Friday, July 24, 2015

The in-between place

Honestly, I thought the transition to sans children would be much more clean cut. I imagined it would go like this:
  1. The kids would leave. 
  2. I'd feel empty (full time job and independent dreams not withstanding). 
  3. I'd sign up for a salsa class. 
  4. It would be over.
A before picture. 

Outlaw Ranch, Custer, South Dakota (Black Hills)
circa 2009


The truth is, the process of transitioning is much more stretched out. Take today, for example.

Today, our 18-year-old is road tripping to Ohio, a ten-hour drive that she's taken many times at this point, twice on her own in her bright blue Toyota that we've named Happy Spaceship (H.S.).

And our 16-year-old is . . . well, he turned sixteen. It's his birthday today so I can officially say my youngest child is 16. He's an older teen, rather than a younger teen or a simple teen or even any kid, and his next stage in life is the 20s, aka, no teen at all. However, we are not officially celebrating his birthday on this exact date because he is working his hourly wage job 'til late into the evening. (Aka family work ethic.)

The truth is Bob and I are parents of children in their deep teen years, but we feel like parents of toddlers. Not that our kids act like babies (they're actually beautifully adult-like), but our parenting mindset is lodged in early childhood, or longs to be. We remember the mayhem like yesterday.

Parenting is whiplash.
How I imagine 
empty nester status.

After a year of daughter-starvation, last year (academic), with Amanda going off to school and keeping so much confidence that we barely heard from her at all, having her home this summer has been positively dreamy. She even talked us into buying family-wide Dave Matthews Band concert tickets. And next up is the Mary Poppins sing-a-long at the local cinema brew pub. How she went from little girl in perpetual temper tantrum to mature family leader, I don't know.

It was only recently that I realized that we (I) probably experienced actual, clinical grief in her departure last fall. True blue, diagnosable grief. Still at this point, Bob and I know she longs to be back at her small private liberal arts school in Central Ohio, and not here with her lil ol fam, thus the weekend road trip. And, the truth of the matter is in several weeks she will be gone again for the year, and probably forever. #whatisgrief? #whatisgrowth?

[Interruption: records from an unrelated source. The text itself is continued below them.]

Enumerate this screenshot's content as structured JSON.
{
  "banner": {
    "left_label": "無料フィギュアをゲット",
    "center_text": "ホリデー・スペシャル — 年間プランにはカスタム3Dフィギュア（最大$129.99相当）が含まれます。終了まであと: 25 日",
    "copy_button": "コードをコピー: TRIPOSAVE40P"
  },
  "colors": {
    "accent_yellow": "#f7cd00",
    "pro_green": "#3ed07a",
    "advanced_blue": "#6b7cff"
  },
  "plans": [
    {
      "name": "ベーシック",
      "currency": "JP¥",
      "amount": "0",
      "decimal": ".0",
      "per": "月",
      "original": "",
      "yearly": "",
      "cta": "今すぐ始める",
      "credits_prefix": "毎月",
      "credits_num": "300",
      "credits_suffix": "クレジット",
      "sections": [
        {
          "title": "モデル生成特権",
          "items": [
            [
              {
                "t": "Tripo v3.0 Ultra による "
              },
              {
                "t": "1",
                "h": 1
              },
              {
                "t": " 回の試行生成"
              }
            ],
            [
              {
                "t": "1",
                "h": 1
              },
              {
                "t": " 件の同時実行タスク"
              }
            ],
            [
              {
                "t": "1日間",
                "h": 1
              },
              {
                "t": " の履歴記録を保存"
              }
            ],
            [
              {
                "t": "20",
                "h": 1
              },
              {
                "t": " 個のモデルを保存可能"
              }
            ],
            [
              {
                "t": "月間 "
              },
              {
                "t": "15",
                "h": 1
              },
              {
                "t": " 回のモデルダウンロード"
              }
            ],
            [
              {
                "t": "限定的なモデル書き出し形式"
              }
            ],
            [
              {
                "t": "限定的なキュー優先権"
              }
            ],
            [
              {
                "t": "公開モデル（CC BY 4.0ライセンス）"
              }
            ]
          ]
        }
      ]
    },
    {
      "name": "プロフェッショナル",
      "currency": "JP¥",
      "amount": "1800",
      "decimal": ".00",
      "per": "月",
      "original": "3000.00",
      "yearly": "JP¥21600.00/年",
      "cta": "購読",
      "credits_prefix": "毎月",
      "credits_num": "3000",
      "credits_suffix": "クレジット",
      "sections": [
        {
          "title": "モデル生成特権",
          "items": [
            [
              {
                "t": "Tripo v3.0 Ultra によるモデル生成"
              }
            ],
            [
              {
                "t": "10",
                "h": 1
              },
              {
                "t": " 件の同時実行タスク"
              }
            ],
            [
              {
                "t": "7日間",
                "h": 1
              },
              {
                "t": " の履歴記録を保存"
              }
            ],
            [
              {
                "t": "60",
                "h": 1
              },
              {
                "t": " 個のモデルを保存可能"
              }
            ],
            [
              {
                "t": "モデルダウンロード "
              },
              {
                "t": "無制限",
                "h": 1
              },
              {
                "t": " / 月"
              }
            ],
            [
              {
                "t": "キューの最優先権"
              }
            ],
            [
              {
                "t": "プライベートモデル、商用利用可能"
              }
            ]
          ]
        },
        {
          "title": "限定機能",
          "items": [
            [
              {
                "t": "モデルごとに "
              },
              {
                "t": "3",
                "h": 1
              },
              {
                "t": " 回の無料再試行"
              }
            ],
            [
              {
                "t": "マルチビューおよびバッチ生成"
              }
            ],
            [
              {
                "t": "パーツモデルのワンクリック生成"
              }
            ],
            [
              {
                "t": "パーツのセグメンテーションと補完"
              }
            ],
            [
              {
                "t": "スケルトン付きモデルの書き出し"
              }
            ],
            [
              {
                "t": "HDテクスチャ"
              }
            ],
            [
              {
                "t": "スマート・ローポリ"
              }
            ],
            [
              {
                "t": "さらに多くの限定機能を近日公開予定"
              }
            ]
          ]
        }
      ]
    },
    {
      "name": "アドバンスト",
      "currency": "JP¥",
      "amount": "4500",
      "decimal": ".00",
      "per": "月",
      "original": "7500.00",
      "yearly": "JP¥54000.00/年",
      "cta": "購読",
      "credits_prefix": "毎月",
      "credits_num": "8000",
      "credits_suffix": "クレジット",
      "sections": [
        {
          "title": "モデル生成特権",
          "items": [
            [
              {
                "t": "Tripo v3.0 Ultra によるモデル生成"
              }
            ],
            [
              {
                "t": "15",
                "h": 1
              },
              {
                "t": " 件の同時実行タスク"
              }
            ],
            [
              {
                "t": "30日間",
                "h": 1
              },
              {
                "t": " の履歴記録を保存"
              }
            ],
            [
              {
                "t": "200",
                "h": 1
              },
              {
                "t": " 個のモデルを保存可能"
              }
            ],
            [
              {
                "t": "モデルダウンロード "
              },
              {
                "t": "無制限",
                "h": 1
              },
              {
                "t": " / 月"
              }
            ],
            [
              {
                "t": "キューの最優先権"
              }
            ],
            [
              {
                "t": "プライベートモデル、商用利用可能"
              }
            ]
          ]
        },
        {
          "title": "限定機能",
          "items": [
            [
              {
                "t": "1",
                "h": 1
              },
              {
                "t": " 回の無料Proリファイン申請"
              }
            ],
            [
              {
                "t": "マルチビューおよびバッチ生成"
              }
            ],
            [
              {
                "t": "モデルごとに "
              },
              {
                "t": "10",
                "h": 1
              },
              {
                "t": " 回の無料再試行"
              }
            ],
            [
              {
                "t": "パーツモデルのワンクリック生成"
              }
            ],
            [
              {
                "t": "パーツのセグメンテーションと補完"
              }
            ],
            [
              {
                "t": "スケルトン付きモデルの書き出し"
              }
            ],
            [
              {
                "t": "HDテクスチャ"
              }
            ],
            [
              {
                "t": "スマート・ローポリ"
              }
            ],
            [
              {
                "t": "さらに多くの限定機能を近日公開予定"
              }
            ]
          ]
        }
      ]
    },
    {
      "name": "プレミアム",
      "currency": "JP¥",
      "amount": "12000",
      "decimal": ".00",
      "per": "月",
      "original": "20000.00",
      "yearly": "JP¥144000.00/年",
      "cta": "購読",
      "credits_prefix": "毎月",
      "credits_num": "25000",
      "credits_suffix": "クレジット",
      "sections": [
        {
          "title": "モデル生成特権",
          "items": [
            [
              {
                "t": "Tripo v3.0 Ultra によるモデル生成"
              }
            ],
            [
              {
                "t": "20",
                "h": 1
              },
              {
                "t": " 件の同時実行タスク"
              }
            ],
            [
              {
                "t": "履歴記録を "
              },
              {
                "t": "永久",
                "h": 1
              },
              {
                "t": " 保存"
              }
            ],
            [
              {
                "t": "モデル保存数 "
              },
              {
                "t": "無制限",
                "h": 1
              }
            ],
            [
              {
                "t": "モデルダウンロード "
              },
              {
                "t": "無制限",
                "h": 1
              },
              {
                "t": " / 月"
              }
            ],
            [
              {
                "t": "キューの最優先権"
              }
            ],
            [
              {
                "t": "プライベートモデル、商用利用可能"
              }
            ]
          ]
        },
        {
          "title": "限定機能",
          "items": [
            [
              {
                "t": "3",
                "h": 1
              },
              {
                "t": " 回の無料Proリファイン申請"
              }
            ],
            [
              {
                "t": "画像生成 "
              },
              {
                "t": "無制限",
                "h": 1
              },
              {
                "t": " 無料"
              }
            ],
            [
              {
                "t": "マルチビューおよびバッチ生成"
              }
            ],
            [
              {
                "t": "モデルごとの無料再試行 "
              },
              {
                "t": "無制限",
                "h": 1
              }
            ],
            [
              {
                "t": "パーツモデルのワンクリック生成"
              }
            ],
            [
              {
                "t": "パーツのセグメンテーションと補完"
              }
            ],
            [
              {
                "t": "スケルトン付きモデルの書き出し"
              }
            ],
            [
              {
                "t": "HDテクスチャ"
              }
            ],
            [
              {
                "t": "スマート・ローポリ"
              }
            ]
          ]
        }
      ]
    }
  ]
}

Bob and I are starkly aware that we have two solid years with our son, Aidan (who is 16 today), and the time drips through us like water.

Our immediate parenting years are almost over. We are now in-between the stages of with and without children. I know that. Our kids mostly don't need us, but they kind of do. I'm trying to figure out how to work with that knowledge, reminding myself that even a self-sufficient 16-year-old boy needs a full time mother. I'm not done yet.